Hi Matt,
Thank you a lot for the informative advice! :)
"The HDF5 site claims that chunking can substantially increase I/O speed,
but I have yet to see this in practice for most datasets that are dense
and accessed sequentially. "
- Good to know that! :) My dataset is composed of two parts, input feature and target data, and the majority, i.e. the input feature, is quite dense and indeed sequential.
"Chunking is particularly beneficial when your data is sparse, randomly
accessed, or compressed, *and* you know *exactly* how you will be
slicing your data."
- Hmmm...sounds this is not my case....
"Given that you seem to be iterating over slices of your data, you can probably make that happen."
- Yeah, currently the iterator is not written by me so I don't quite know what it is actually doing. I will probably need to re-write an iterator to better fits the data structure, e.g. the prior chunk information.
"It's also curious that you're spending a quarter of your time in
select_hyperslab.
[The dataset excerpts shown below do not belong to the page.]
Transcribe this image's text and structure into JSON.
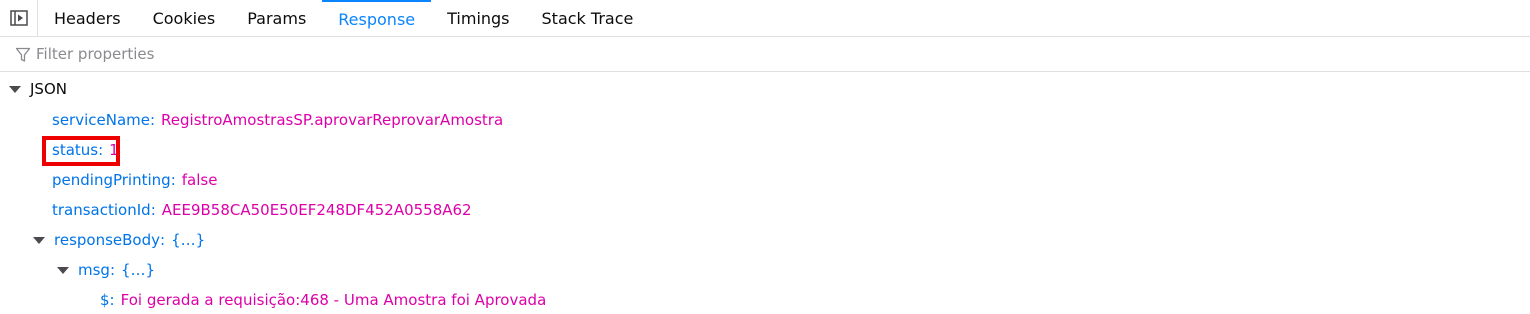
{
  "tabs": [
    {
      "label": "Headers",
      "active": false
    },
    {
      "label": "Cookies",
      "active": false
    },
    {
      "label": "Params",
      "active": false
    },
    {
      "label": "Response",
      "active": true
    },
    {
      "label": "Timings",
      "active": false
    },
    {
      "label": "Stack Trace",
      "active": false
    }
  ],
  "filter": {
    "placeholder": "Filter properties",
    "value": ""
  },
  "tree": {
    "section_label": "JSON",
    "service_name": {
      "key": "serviceName",
      "value": "RegistroAmostrasSP.aprovarReprovarAmostra"
    },
    "status": {
      "key": "status",
      "value": "1"
    },
    "pending_printing": {
      "key": "pendingPrinting",
      "value": "false"
    },
    "transaction_id": {
      "key": "transactionId",
      "value": "AEE9B58CA50E50EF248DF452A0558A62"
    },
    "response_body": {
      "key": "responseBody",
      "value": "{…}"
    },
    "msg": {
      "key": "msg",
      "value": "{…}"
    },
    "message": {
      "key": "$",
      "value": "Foi gerada a requisição:468 - Uma Amostra foi Aprovada"
    },
    "separator": ":"
  },
  "colors": {
    "accent": "#0a84ff",
    "key": "#0074e8",
    "value": "#dd00a9",
    "highlight": "#ee0000"
  },
  "icons": {
    "toggle": "sidebar-toggle-icon",
    "filter": "filter-icon",
    "twisty": "expanded-twisty-icon"
  }
}
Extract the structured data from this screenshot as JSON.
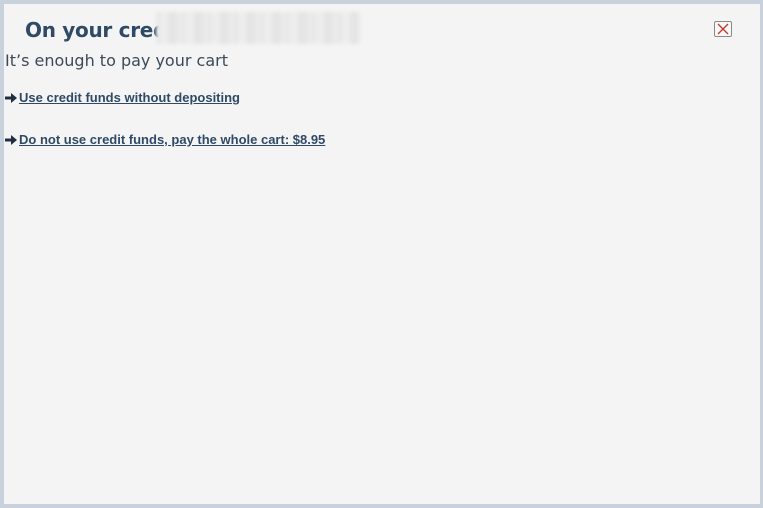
{
  "dialog": {
    "title": "On your credit",
    "subtitle": "It’s enough to pay your cart",
    "close_icon": "close-icon"
  },
  "options": [
    {
      "label": "Use credit funds without depositing",
      "icon": "arrow-right-icon"
    },
    {
      "label": "Do not use credit funds, pay the whole cart: $8.95",
      "icon": "arrow-right-icon"
    }
  ],
  "colors": {
    "title": "#2f4a66",
    "background": "#f4f4f4",
    "close_x": "#c0392b"
  }
}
That says that you're (probably) doing many, many
small reads."
- I agree. I guess this is because of the iterator...
"If you can afford to read in bigger subsets of your data (say, read 10
GB at a time, then have your iterator dole out slices of that until you
need to read the next 10 GB), you might come out way ahead on
performance. HDF5 (generally speaking) takes care of the nitty-gritty
actions of reading and writing data, but leaves things like access
pattern optimization (like prefetching and caching data) to the user.
I've managed to increase my read performance a couple of orders of
magnitude by eliminating chunking and then pre-fetching data in the
largest
possible useful subsets."
- Good lesson to learn! In the design of our experiment, we have filtered out the problem of random access for now. As you said, then we indeed have some space to optimize the data access algorithms since the iterator could simply make use of the data buffered in memory, and hopefully this could speed up the process a lot. Currently this system is around 20times slower than I expected. And it is quite amazing to me that the time spent on data reading is ~100 times the time spent on real computation!
I will try find out the source for the slicing problem at first. I will set a large default chunk (as long as our grid manager does not kill me :P) and have another run. :)
Matt thank you so much again! :)
Best
Yulan